An interesting over at Chicago Boyz entitled The Deep State. The worries of Bill Moyers, though still frozen in liberal amber, are a significant part of the discussion.
The privacy and
surveillance concerns have been topics for the conspiracy theorists.
Yet that is hardly necessary. The number of people in federal
government, plus the enormous number of hangers-on as lobbyists and
contractors, now constitutes a group so large that they are a class
interest unto themselves. They don't have to have any ill motives or
secret agendas to be dangerous. They just have to be regular folks who
have jobs and want to keep them, who have some understanding what is
good for their "industry," and some power to protect themselves. That
in itself makes them a threat to other Americans. That this much power
attracts the super-ambitious and under-conscienced only makes it worse.
The
right gets distracted by the similarity of such behavior to the State
under dictatorships, which is true but unnecessary to notice. Yet the
left is worse, continuing to believe that the Real Problem is
super-ambitious and under-conscienced people in business, a place those
can actually do little harm. It comes from deriving one's political
beliefs from stories rather than knowledge. We can easily envision rich
businessmen doing evil things and not caring much about others - heck,
the scriptwriters for the Muppets have been doing it for years. It is
harder to write a simple morality tale about government empire-builders
in shadowy places. We make up hero-stories about fighting baddies, and
it is easier to write one script than the other in our feeble
imaginations, so dependent on inherited themes.

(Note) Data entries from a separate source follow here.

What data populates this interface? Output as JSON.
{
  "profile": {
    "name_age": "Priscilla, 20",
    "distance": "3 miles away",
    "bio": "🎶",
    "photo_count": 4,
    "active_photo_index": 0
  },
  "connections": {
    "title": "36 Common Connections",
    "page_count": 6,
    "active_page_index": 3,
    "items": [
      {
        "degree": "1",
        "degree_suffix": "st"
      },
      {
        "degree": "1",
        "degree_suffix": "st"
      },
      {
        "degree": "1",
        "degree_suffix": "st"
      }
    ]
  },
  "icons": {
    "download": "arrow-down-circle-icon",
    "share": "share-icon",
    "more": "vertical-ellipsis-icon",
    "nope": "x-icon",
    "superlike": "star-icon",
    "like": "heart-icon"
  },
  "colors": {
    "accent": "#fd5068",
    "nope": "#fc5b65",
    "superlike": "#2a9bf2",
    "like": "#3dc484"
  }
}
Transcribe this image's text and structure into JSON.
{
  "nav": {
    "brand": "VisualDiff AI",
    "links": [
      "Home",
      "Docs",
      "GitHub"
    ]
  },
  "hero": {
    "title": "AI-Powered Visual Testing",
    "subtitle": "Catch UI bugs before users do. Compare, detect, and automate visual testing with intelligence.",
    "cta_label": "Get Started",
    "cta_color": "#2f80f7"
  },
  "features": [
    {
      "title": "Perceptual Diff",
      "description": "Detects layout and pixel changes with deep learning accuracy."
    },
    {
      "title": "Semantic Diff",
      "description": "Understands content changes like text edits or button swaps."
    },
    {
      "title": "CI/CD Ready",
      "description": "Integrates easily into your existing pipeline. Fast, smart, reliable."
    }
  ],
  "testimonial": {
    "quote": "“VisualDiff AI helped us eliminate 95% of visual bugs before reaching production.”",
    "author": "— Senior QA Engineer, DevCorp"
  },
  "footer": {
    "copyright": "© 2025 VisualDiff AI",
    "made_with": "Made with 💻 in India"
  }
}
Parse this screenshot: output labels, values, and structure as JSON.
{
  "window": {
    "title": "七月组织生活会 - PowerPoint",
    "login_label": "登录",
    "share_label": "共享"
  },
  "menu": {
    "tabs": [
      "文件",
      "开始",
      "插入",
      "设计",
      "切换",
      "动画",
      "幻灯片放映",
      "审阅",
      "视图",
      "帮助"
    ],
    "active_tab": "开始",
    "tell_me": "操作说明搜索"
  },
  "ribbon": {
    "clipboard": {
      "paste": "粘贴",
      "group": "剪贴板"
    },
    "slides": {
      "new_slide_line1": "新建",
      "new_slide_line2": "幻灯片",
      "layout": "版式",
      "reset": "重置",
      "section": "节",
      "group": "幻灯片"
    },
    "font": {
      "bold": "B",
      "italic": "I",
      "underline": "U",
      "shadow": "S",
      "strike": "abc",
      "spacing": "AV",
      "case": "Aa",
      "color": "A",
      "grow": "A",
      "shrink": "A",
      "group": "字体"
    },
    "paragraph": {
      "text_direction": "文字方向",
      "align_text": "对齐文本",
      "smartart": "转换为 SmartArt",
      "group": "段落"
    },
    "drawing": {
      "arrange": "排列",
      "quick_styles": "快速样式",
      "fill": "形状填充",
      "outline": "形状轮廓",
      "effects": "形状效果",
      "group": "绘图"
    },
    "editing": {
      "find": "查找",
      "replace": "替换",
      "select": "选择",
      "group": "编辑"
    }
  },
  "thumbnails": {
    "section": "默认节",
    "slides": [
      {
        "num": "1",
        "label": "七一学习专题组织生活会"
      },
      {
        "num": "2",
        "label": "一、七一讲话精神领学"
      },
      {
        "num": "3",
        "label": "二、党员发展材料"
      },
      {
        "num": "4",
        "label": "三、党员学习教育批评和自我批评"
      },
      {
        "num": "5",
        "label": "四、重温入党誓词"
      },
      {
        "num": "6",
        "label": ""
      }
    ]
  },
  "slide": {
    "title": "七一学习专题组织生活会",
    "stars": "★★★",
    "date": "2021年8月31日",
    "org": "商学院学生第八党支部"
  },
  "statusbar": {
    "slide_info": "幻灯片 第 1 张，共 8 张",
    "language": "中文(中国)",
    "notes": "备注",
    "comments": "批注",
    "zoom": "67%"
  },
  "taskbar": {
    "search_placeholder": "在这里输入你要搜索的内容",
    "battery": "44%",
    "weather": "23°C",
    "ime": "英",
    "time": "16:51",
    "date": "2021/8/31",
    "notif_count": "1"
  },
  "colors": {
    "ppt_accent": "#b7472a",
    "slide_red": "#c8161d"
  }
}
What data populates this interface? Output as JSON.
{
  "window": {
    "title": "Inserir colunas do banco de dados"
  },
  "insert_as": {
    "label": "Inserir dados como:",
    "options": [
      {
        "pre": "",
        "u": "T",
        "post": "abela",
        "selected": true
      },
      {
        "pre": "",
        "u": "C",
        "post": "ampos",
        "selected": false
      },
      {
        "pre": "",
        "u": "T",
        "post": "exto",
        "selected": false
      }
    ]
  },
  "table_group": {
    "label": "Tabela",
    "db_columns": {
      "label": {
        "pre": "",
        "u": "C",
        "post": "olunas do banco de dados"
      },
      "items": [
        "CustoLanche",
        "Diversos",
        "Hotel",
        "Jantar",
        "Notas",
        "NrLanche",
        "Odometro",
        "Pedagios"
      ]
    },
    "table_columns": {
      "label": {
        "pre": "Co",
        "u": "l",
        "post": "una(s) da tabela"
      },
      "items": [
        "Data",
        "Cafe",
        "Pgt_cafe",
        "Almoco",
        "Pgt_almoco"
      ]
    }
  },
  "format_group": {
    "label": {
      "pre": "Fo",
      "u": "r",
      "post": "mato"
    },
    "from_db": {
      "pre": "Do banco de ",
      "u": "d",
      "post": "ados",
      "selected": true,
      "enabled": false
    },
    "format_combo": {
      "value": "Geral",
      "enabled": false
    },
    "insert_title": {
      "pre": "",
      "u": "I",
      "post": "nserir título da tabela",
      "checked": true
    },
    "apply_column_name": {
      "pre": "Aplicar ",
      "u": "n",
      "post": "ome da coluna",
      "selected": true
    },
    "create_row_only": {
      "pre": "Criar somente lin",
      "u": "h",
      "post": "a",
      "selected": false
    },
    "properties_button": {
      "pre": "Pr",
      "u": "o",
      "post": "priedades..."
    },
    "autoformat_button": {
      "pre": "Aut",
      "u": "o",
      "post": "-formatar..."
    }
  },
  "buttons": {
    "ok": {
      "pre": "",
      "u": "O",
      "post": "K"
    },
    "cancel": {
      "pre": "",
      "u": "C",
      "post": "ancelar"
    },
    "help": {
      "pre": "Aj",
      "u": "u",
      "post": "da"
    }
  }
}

It is a continuing belief of mine that this reliance on narrative explains most of our politics. Once one is an ideologue, intelligence is only used to play chess against oneself.
1 comment:
I don't think there is a shortage of narratives of lefties fighting the good fight against government baddies. Enemy of the State comes to mind from way back, and it was a subplot in more recent films such as White House Down and Olympus Has Fallen. It's true that the ultimate puppet masters are often business (or at least non-governmental) people but it's not like the left doesn't recognize that real damage can be done by government power misused. If anything, it brings more despair that they just don't get it, or are happy to see the power used in ways they like. Ergo, the virtual banning of tobacco products at the same time weed is (virually) decriminalized.